The world’s largest producer of lithium calmed investor fears of oversupply and slower Chinese demand for the mineral used to power electric vehicles, sending shares surging across the industry.
Albemarle Corp.’s fourth-quarter earnings topped analysts’ estimates, and it expects global lithium demand to grow 21 per cent annually, with the market remaining tight for years as manufacturing of electric cars and large-scale batteries soars. The company’s stock rose the most in almost three years on Thursday.
The outlook comes little over a week after shares across the industry sold off as producer Livent Corp. reported disappointing results and said customers in China were delaying purchases. Albemarle said it sees no evidence of a slowdown, with sales of new-energy vehicles doubling in China last year and indications that demand for electric cars will continue to benefit from government incentive programs in the Asian nation.
Albemarle’s 2019 outlook helps calm investor fears of lower lithium prices from an oversupplied market, James Sheehan, an analyst at Suntrust Robinson Humphrey, said in a note. A 4 percent gain in prices in the fourth quarter, “supports our thesis that Albemarle can maintain stable pricing.”
Albemarle’s stock rose as much as 11 per cent, the biggest intraday gain since May 2016. It was the best performer on the S&P 500 Index on Thursday. Santiago-based Soc. Quimica y Minera de Chile SA, the world’s second-largest producer, rose 2.4 per cent for a second consecutive gain. Shares of Tianqi Lithium Corp., the third-largest, posted their highest closing price this year.
Charlotte, North Carolina-based Albemarle, which produces about a third of the world’s lithium, expects prices to remain flat or to increase this year. Prices for lithium carbonate, the most common form of the mineral, have fallen from historic highs, but still remain more than double the level of four years ago, according to monthly data by Benchmark Mineral Intelligence.
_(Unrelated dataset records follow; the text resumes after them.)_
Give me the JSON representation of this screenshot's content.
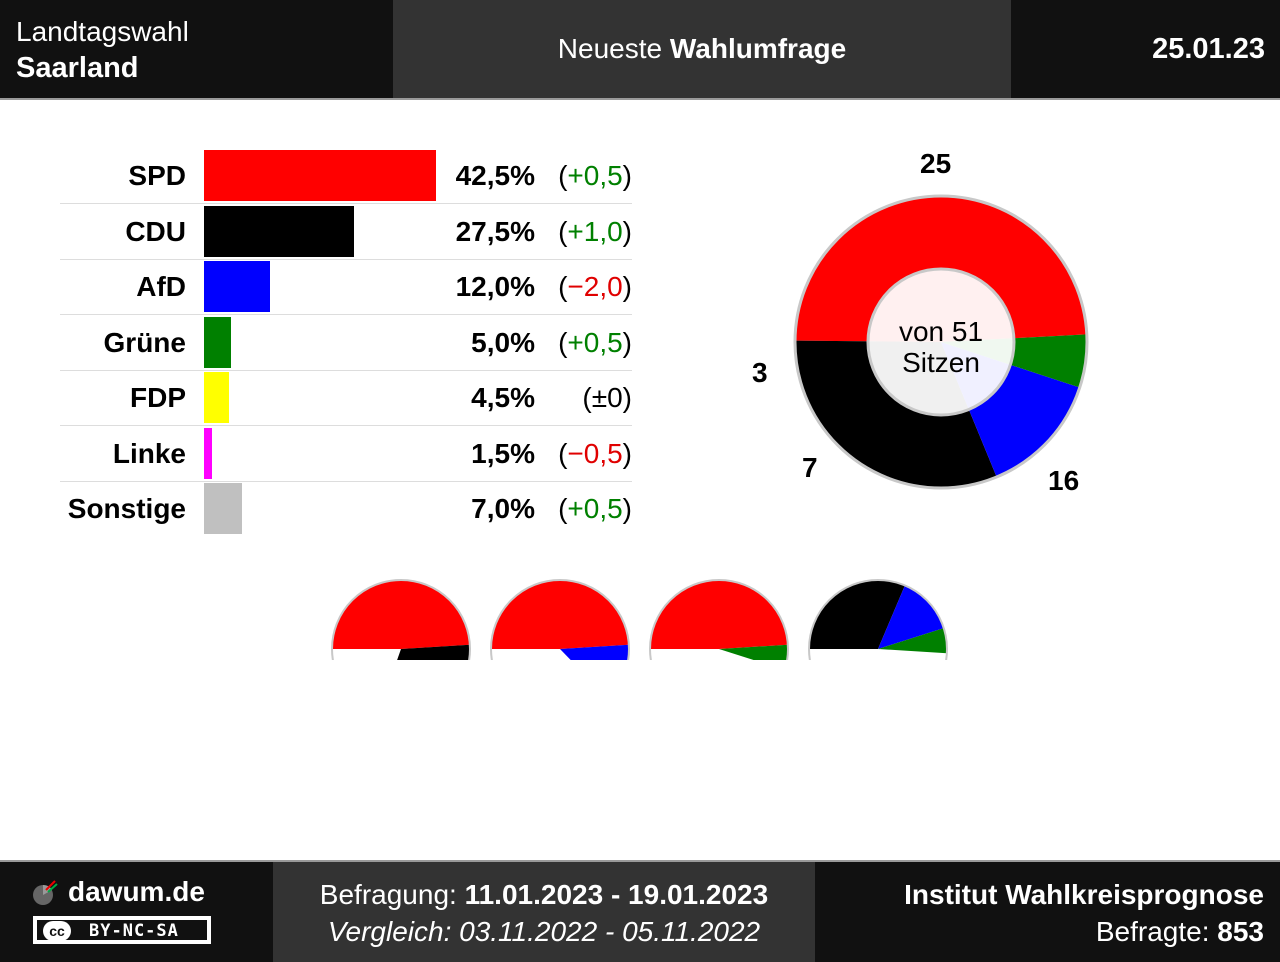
{
  "header": {
    "election_type": "Landtagswahl",
    "state": "Saarland",
    "title_prefix": "Neueste",
    "title_bold": "Wahlumfrage",
    "date": "25.01.23"
  },
  "chart_data": [
    {
      "type": "bar",
      "categories": [
        "SPD",
        "CDU",
        "AfD",
        "Grüne",
        "FDP",
        "Linke",
        "Sonstige"
      ],
      "values": [
        42.5,
        27.5,
        12.0,
        5.0,
        4.5,
        1.5,
        7.0
      ],
      "value_labels": [
        "42,5%",
        "27,5%",
        "12,0%",
        "5,0%",
        "4,5%",
        "1,5%",
        "7,0%"
      ],
      "changes": [
        "(+0,5)",
        "(+1,0)",
        "(−2,0)",
        "(+0,5)",
        "(±0)",
        "(−0,5)",
        "(+0,5)"
      ],
      "change_sign": [
        "pos",
        "pos",
        "neg",
        "pos",
        "zero",
        "neg",
        "pos"
      ],
      "colors": [
        "#ff0000",
        "#000000",
        "#0000ff",
        "#008000",
        "#ffff00",
        "#ff00ff",
        "#c0c0c0"
      ]
    },
    {
      "type": "pie",
      "variant": "donut",
      "center_label": [
        "von 51",
        "Sitzen"
      ],
      "slices": [
        {
          "party": "SPD",
          "seats": 25,
          "color": "#ff0000"
        },
        {
          "party": "CDU",
          "seats": 16,
          "color": "#000000"
        },
        {
          "party": "AfD",
          "seats": 7,
          "color": "#0000ff"
        },
        {
          "party": "Grüne",
          "seats": 3,
          "color": "#008000"
        }
      ]
    },
    {
      "type": "pie",
      "variant": "coalitions",
      "total_seats": 51,
      "coalitions": [
        {
          "parties": [
            "SPD",
            "CDU"
          ],
          "seats": [
            25,
            16
          ],
          "colors": [
            "#ff0000",
            "#000000"
          ]
        },
        {
          "parties": [
            "SPD",
            "AfD"
          ],
          "seats": [
            25,
            7
          ],
          "colors": [
            "#ff0000",
            "#0000ff"
          ]
        },
        {
          "parties": [
            "SPD",
            "Grüne"
          ],
          "seats": [
            25,
            3
          ],
          "colors": [
            "#ff0000",
            "#008000"
          ]
        },
        {
          "parties": [
            "CDU",
            "AfD",
            "Grüne"
          ],
          "seats": [
            16,
            7,
            3
          ],
          "colors": [
            "#000000",
            "#0000ff",
            "#008000"
          ]
        }
      ],
      "half_circle": {
        "parties": [
          "CDU",
          "AfD"
        ],
        "seats": [
          16,
          7
        ],
        "colors": [
          "#000000",
          "#0000ff"
        ]
      }
    }
  ],
  "footer": {
    "site": "dawum.de",
    "license": "BY-NC-SA",
    "license_badge": "cc",
    "survey_label": "Befragung:",
    "survey_period": "11.01.2023 - 19.01.2023",
    "compare_text": "Vergleich: 03.11.2022 - 05.11.2022",
    "institute": "Institut Wahlkreisprognose",
    "respondents_label": "Befragte:",
    "respondents": "853"
  }
}
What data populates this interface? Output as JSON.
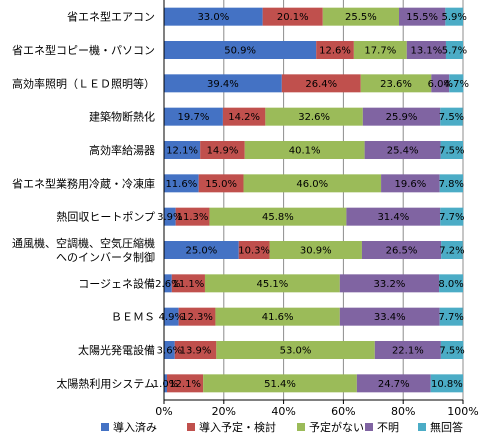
{
  "chart_data": {
    "type": "bar",
    "orientation": "horizontal",
    "stacked": "percent",
    "categories": [
      "省エネ型エアコン",
      "省エネ型コピー機・パソコン",
      "高効率照明（ＬＥＤ照明等）",
      "建築物断熱化",
      "高効率給湯器",
      "省エネ型業務用冷蔵・冷凍庫",
      "熱回収ヒートポンプ",
      [
        "通風機、空調機、空気圧縮機",
        "へのインバータ制御"
      ],
      "コージェネ設備",
      "ＢＥＭＳ",
      "太陽光発電設備",
      "太陽熱利用システム"
    ],
    "series": [
      {
        "name": "導入済み",
        "color": "#4472C4",
        "values": [
          33.0,
          50.9,
          39.4,
          19.7,
          12.1,
          11.6,
          3.9,
          25.0,
          2.6,
          4.9,
          3.6,
          1.0
        ],
        "labels": [
          "33.0%",
          "50.9%",
          "39.4%",
          "19.7%",
          "12.1%",
          "11.6%",
          "3.9%",
          "25.0%",
          "2.6%",
          "4.9%",
          "3.6%",
          "1.0%"
        ]
      },
      {
        "name": "導入予定・検討",
        "color": "#C0504D",
        "values": [
          20.1,
          12.6,
          26.4,
          14.2,
          14.9,
          15.0,
          11.3,
          10.3,
          11.1,
          12.3,
          13.9,
          12.1
        ],
        "labels": [
          "20.1%",
          "12.6%",
          "26.4%",
          "14.2%",
          "14.9%",
          "15.0%",
          "11.3%",
          "10.3%",
          "11.1%",
          "12.3%",
          "13.9%",
          "12.1%"
        ]
      },
      {
        "name": "予定がない",
        "color": "#9BBB59",
        "values": [
          25.5,
          17.7,
          23.6,
          32.6,
          40.1,
          46.0,
          45.8,
          30.9,
          45.1,
          41.6,
          53.0,
          51.4
        ],
        "labels": [
          "25.5%",
          "17.7%",
          "23.6%",
          "32.6%",
          "40.1%",
          "46.0%",
          "45.8%",
          "30.9%",
          "45.1%",
          "41.6%",
          "53.0%",
          "51.4%"
        ]
      },
      {
        "name": "不明",
        "color": "#8064A2",
        "values": [
          15.5,
          13.1,
          6.0,
          25.9,
          25.4,
          19.6,
          31.4,
          26.5,
          33.2,
          33.4,
          22.1,
          24.7
        ],
        "labels": [
          "15.5%",
          "13.1%",
          "6.0%",
          "25.9%",
          "25.4%",
          "19.6%",
          "31.4%",
          "26.5%",
          "33.2%",
          "33.4%",
          "22.1%",
          "24.7%"
        ]
      },
      {
        "name": "無回答",
        "color": "#4BACC6",
        "values": [
          5.9,
          5.7,
          4.7,
          7.5,
          7.5,
          7.8,
          7.7,
          7.2,
          8.0,
          7.7,
          7.5,
          10.8
        ],
        "labels": [
          "5.9%",
          "5.7%",
          "4.7%",
          "7.5%",
          "7.5%",
          "7.8%",
          "7.7%",
          "7.2%",
          "8.0%",
          "7.7%",
          "7.5%",
          "10.8%"
        ]
      }
    ],
    "x_ticks": [
      "0%",
      "20%",
      "40%",
      "60%",
      "80%",
      "100%"
    ],
    "xlim": [
      0,
      100
    ],
    "grid": "vertical",
    "legend_position": "bottom",
    "title": "",
    "xlabel": "",
    "ylabel": ""
  }
}
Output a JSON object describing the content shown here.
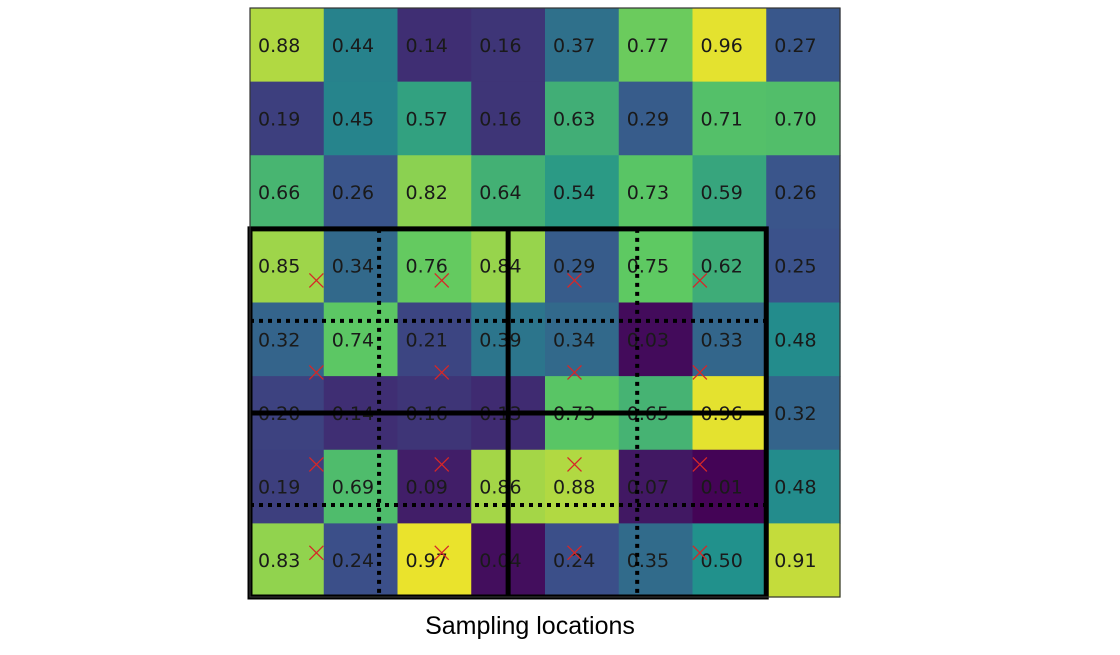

Global sales of electric vehicles soared 98 per cent during the fourth quarter, Albemarle Chief Financial Officer Scott Tozier said Thursday on a conference call with analysts. The number of available plug-in hybrids and battery-electric models announced by automakers for 2021 has grown by almost 40 per cent since mid-2017. As a result, demand for lithium carbonate equivalent will be about 475,000 tons by 2021 and 1 million tons by 2025, he said.
Large producers such as Albemarle, SQM and Tianqi will continue to dominate a space that might look oversupplied this year as new capacity comes in, Albemarle Chief Executive Officer Luke Kissam told analysts during the call. With new technologies demanding more lithium, the market will remain tight in coming years, he said.
“The momentum around electric vehicles has continued to accelerate,” Tozier said. “The demand curve has shifted higher and steepened,” he said, referring to lithium.